My opinion is to convert this option to a boolean flag: simply -gpu for example.
When you have a single GPU (the most frequent use case), -gpuid already acts as a boolean.
When you have multiple GPUs, you generally want to use CUDA_VISIBLE_DEVICES to not allocate memory on every GPUs. Then you usually set -gpuid 1 and it also acts as a boolean.
Should we go this way? Obviously it is a breaking change but we are still allowing that per semantic versioning.
Do we need to break -gpuid? -gpuid allocates a very small amount of memory on the other GPUs. My group has been fine using -gpuid 2 etc. I know CUDA_VISIBLE_DEVICES is better, but do we need to break the current option?
the amount is not so small - it is about 250Mo which means that with 8 processes on 8 GPU we are wasting 2Gb memory which is too high.

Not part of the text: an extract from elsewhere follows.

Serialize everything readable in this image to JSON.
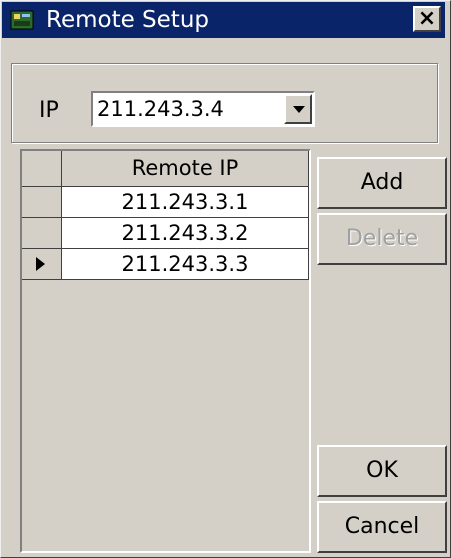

I was about to say that we can hide CUDA_VISIBLE_DEVICE by using torch.setenv before loading cutorch but there is something new: probably connected to the automatic use of THC_ALLOCATOR in torch - there is no more default memory crunch on recent versions of Torch. We have a first 297M use only on the GPU we use, and only at the first mem allocation - @guillaumekln, can you double check?
In that case, let us drop completely CUDA_VISIBLE_DEVICES, but also -nparallel and we can extend -gpuid syntax to -gpuid ID1,ID2,ID..n. There is a little bit of work to do in Parallel.lua though.